- The complete collection DVD box art

レッチュ ゲッチュ サルゲッチュ (Retchu Getchu Saru Getchu)
- Genre: Action, adventure, comedy
- Directed by: Yorifusa Yamaguchi
- Studio: Shogakukan Music & Digital Entertainment Sony Computer Entertainment
- Original network: TV Tokyo
- English network: US: Nicktoons (3 episodes only);
- Original run: April 2002 – September 2002
- Episodes: 76

Ape Escape: Battle for the Golden Pipo Helmet
- Directed by: Yorifusa Yamaguchi
- Studio: Shogakukan Music & Digital Entertainment Sony Computer Entertainment
- Released: August 17, 2002
- Runtime: 22 minutes

= Ape Escape (Japanese TV series) =

Japanese anime television series

Ape Escape, known in Japan as Let's Get Saru Getchu (レッチュ ゲッチュ サルゲッチュ, Retchu Getchu Saru Getchu), is a series of computer-generated anime shorts produced by Shogakukan Music & Digital Entertainment and Sony Computer Entertainment for TV Tokyo in 2002. It is based on the Ape Escape video game series, with the characters and designs based on Ape Escape 2 in particular. The series consists of 76 45-second shorts that aired as part of the Oha Suta variety program in Japan. In 2004, three of these shorts were dubbed into English and aired in the inaugural Nicktoons Film Festival. One of the festival's founders, Frederator Studios, would later produce their own series of Ape Escape shorts in 2009.

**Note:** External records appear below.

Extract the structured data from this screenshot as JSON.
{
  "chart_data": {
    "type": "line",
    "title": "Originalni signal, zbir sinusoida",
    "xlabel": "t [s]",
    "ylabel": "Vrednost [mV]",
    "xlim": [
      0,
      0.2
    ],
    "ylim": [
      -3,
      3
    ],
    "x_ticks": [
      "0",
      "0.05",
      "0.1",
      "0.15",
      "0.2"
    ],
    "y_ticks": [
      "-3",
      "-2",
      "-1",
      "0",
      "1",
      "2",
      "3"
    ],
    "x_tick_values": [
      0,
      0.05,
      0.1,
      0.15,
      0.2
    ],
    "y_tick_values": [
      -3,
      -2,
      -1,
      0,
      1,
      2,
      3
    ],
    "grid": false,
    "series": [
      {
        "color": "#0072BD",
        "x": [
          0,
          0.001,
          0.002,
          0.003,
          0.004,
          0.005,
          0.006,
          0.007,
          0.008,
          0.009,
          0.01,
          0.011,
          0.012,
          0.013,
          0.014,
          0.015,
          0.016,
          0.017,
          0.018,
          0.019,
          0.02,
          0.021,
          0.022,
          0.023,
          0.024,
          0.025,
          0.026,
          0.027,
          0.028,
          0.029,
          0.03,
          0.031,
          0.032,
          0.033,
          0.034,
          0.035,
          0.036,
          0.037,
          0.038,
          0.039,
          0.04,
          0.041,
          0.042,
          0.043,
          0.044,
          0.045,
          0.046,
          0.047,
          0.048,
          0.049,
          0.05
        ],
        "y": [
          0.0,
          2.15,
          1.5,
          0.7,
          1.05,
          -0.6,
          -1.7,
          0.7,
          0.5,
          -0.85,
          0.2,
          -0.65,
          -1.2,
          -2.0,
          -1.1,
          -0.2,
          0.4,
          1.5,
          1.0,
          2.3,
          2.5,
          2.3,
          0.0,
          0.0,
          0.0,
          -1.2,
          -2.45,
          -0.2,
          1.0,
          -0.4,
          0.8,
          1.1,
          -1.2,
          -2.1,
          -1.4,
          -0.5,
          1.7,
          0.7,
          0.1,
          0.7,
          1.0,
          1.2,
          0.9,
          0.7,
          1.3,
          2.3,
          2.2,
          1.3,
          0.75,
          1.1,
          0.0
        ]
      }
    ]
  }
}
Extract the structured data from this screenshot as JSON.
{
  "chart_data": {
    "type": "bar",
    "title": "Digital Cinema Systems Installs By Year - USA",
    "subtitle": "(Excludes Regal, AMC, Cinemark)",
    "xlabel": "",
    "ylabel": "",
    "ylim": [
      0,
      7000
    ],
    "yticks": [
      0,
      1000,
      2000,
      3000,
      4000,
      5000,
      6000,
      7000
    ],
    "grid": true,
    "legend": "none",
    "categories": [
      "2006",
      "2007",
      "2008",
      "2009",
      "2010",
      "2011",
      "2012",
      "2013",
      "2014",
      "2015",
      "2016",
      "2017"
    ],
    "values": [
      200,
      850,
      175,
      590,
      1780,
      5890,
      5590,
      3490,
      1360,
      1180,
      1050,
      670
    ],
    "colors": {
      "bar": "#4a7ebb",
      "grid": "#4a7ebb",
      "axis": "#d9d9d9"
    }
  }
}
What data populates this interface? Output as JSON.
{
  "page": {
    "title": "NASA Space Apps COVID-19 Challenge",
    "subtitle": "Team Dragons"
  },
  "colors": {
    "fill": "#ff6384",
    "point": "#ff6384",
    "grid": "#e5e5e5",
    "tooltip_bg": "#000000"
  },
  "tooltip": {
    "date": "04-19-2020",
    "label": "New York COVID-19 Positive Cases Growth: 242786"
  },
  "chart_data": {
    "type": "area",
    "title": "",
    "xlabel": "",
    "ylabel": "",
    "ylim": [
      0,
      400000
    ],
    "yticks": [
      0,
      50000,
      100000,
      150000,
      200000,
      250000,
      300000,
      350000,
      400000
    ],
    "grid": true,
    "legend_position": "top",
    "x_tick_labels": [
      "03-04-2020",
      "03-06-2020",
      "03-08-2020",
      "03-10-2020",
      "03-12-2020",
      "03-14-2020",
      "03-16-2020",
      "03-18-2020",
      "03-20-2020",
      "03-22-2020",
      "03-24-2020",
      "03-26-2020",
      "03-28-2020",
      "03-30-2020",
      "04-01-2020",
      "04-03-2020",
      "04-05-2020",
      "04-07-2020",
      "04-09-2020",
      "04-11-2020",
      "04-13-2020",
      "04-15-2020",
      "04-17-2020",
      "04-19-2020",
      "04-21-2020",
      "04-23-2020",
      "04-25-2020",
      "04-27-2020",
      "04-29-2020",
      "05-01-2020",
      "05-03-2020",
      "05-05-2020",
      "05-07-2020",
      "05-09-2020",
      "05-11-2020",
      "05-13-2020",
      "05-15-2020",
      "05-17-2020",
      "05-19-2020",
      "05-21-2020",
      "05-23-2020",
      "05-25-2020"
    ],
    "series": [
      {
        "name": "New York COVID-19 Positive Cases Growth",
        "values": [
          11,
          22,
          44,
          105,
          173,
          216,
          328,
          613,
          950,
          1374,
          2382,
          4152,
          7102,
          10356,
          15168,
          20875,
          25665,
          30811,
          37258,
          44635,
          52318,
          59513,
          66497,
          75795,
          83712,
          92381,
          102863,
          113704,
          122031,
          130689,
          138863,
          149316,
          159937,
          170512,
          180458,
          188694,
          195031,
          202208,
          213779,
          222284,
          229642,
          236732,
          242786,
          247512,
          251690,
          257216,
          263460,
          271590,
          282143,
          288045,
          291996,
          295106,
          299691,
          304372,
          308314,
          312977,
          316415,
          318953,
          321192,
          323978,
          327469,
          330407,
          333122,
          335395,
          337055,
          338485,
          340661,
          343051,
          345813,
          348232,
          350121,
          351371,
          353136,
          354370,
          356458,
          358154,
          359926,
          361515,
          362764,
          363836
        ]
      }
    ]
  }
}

A 22-minute movie based on the series, entitled Ape Escape The Movie: Battle for the Golden Pipo Helmet (劇場版サルゲッチュ 黄金のピポヘル・ウッキーバトル), was released on August 17, 2002, in Japan. The film was attached to Beyblade: Fierce Battle and produced with assistance by Polygon Pictures.

Sony Computer Entertainment released a DVD featuring the entire series of shorts, as well as the movie on December 19, 2002, in Japan. The DVD came with a "Yappari Saru Get Chu" dance instruction video, and an exclusive Afrosaru trading card.